Objective: A deep learning-based classification system (DLCS) which uses structural brain magnetic resonance imaging (MRI) to diagnose Alzheimer's disease (AD) was developed in a previous recent study. Here, we evaluate its performance by conducting a single-center, case-control clinical trial.
Methods: We retrospectively collected T1-weighted brain MRI scans of subjects who had an accompanying measure of amyloid-beta (Aβ) positivity based on a 18F-florbetaben positron emission tomography scan. The dataset included 188 Aβ-positive patients with mild cognitive impairment or dementia due to AD, and 162 Aβ-negative controls with normal cognition. We calculated the sensitivity, specificity, positive predictive value, negative predictive value, and area under the receiver operating characteristic curve (AUC) of the DLCS in the classification of Aβ-positive AD patients from Aβ-negative controls.

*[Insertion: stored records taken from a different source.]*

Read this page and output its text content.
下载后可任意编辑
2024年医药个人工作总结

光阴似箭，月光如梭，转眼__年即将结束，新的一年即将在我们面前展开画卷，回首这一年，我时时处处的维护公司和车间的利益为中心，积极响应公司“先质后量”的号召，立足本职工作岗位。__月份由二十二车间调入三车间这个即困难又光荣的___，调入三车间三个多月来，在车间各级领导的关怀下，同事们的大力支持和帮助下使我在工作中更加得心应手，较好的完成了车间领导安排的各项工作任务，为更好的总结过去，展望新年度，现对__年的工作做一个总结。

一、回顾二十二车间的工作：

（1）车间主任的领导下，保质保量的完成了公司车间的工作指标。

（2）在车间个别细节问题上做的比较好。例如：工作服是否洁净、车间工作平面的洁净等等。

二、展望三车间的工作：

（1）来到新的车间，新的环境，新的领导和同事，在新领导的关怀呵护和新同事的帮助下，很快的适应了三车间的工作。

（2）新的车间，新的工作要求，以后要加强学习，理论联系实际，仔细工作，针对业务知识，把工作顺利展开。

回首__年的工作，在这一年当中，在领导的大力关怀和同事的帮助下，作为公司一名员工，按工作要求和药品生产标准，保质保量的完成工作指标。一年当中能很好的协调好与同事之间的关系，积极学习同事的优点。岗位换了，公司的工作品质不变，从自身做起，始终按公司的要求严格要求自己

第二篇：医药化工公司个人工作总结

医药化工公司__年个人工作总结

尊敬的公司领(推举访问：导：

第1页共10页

Results: The DLCS showed excellent performance, with sensitivity, specificity, positive predictive value, negative predictive value, and AUC of 85.6% (95% confidence interval [CI], 79.8-90.0), 90.1% (95% CI, 84.5-94.2), 91.0% (95% CI, 86.3-94.1), 84.4% (95% CI, 79.2-88.5), and 0.937 (95% CI, 0.911-0.963), respectively.
Conclusion: The DLCS shows promise in clinical settings where it could be routinely applied to MRI scans regardless of original scan purpose to improve the early detection of AD.
Keywords: Alzheimer disease; Clinical trial; Deep learning; Magnetic resonance imaging.